Since the men in Brethren camps and units reported many different denominational affiliations when entering CPS, those undertaking leadership on religious activities planned accordingly.  At Augusta the men decided to capitalize on the denominational and other differences and learn from them.  The men took turns with each being responsible for an evening’s service, sharing from his perspective and experience.  In general, the men seemed to gain from this kind of “worshipful sharing”.


Some housing was provided at Augusta for COs, as well as for the wives who also worked at the hospital.


The men at Augusta had been upset with the Selective Service Directive No. 4 in early 1945.  It placed restrictions on outside work as well as on living outside of unit housing when not on duty.  Nelson Underwood, the BSC assistant director noted in his report that the general affect of the directive was that it contributed to a restlessness and unhappiness, even though the men complied.


The Brethren Service Committee considered withdrawing from CPS in late 1945 and early 1946, even polling COs at all of their units. 


The Columbus State Hospital unit in Ohio passed a resolution urging withdrawal of the Augusta State Hospital unit due to unfair treatment of assignees there.  (Taylor p. 125) 


For information on Brethren mental health and training school units see Leslie Eisan, Pathways of Peace: A History of the Civilian Public Service Program Administered by the Brethren Service Committee.  Elgin, IL:  Brethren Publishing House, 1948, Chapter 6, pp. 205-238.


For more information on women COs see Rachel Waltner Goossen, Women Against the Good War: Conscientious Objection and Gender on the American Home Front, 1941-47. Chapel Hill, NC:  The University of North Carolina Press, 1997.


See also Alex Sareyan, The Turning Point: How Persons of Conscience Brought About Major Change in the Care of America’s Mentally Ill. Scottdale, PA: Herald Press, 1994.

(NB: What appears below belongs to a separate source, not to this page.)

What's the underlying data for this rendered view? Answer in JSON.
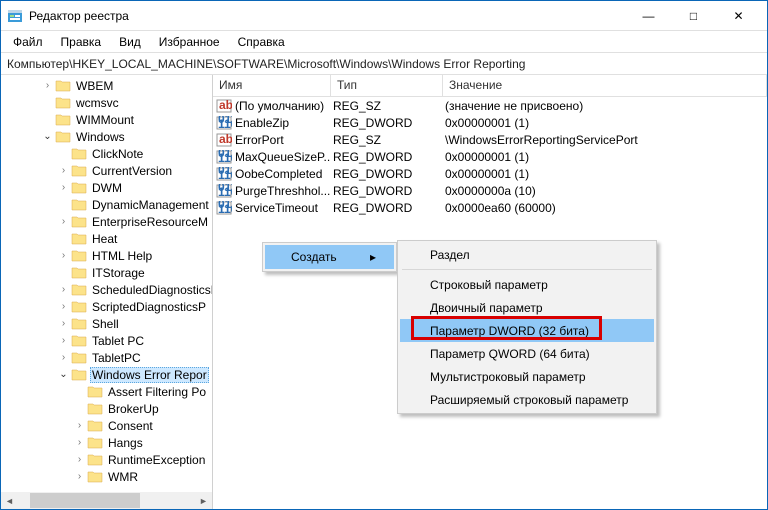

For an in depth history of conscientious objection in the United States, see Mulford Q. Sibley and Philip E. Jacob, Conscription of Conscience: The American State and the Conscientious Objector, 1940-1947. Ithaca, NY:  Cornell University Press, 1952.


Swarthmore College Peace Collection, Camp periodicals database


For more in depth treatment of the mental health and training school units, see Steven J. Taylor, Acts of Conscience: World War II, Mental Institutions, and Religious Objectors.  Syracuse, NY: Syracuse University Press, 2009.